“Nature needs chaos,” says Lee Schofield, of the British environmental organization the Royal Society for the Protection of Birds (RSPB).
It sits on the bank of Swindell Beck, a stretch of river near Housewater Reservoir in the English city of Cumbria.
Chaos and nature have returned to the area after being missing for two centuries.
That’s because about 200 years ago, the community of Swindell embarked on an ambitious project to straighten this stretch of the river, with the goal of accelerating the flow of water into the valley and increasing the amount of surrounding farmland.
This had unintended consequences. The water was flowing faster, as desired, but too quickly to allow fish such as salmon and trout to spawn.
The stream also began to carry more sediment downstream, and became more turbid.
Then, in 2016, the RSPB and its partners – including the water company that owns the land – embarked on a project to “remove” the river.
After studying the valley to determine the river’s original path, a team of excavators was hired to recreate that winding channel – now about 180 meters longer than the straight line that has bisected the valley for two centuries.
Lee says the transformation was almost immediate.
“About three months after the drillers left, we had salmon and trout spawning in the river again,” he recalls.
The reshaped sinuous curves have slowed the flow of water, creating an aquatic habitat at every turn.
“We now have vegetation in the river where juvenile fish can take shelter,” Lee explains. “There are gravel banks, deep pools, rapids. There are shallow parts and turbulent parts of the river where the water absorbs oxygen. All of this benefits the entire food chain.”
“Now, it is as if something living is moving through the valley, while the old straight river looks like a sad channel.”
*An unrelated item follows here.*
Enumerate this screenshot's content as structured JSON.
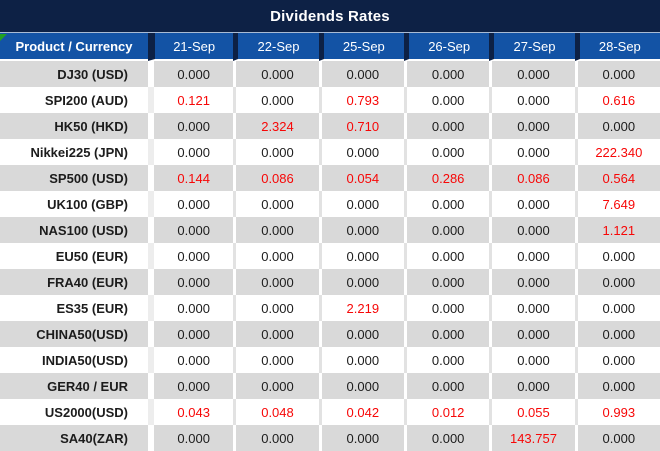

The cost of restoring the one-kilometre stretch was £200,000 (about R$1.2 million), an amount shared by the water resources company RSPB, which owns the area, United Utilities, and two government agencies dedicated to the environment.
The British government funds many conservation projects like this under the Landscape Restoration Scheme. Farmers can access financing to stimulate biodiversity on their land, for example by restoring their rivers or increasing forests.
For United Utilities, the “draining” of the river has brought about a positive change in the fact that it is now “cleaning” itself.
Artificially straight rivers flow faster and contain more sediment. Bends slow the flow and allow the river to deposit its sediments on its banks.
Slow flow also reduces the risk of flooding downstream (towards the mouth).
Ironically, environmental damage caused by water companies can become a source of funding for restoration projects like this.
The UK’s Secretary of State for the Environment, Therese Coffey, recently announced that companies responsible for discharging wastewater into nature could be fined – and the money will be reinvested in a new water recovery fund for water conservation projects. .
It was recently revealed that United Utilities itself released raw sewage into rivers more frequently than any other company in the sector in England in 2022.
John Gorst, of United Utilities, who worked on the Swindale project, told BBC News: “There are problems and we are working on them.”
“[Mas] This landscape is critical to us as a company. The reservoir is our largest source of supply, so we invest in these river basins and manage them in a way that protects water quality and brings all these additional benefits to biodiversity.
The RSPB runs its own agricultural production in this valley and claims to have proven that conservation and agriculture can work together and benefit each other.
Seeing the return of the meandering water and wildlife in the river is inspiring, Lee Schofield says.
“We as a species can rebuild and restore places like this. We can make space for nature.”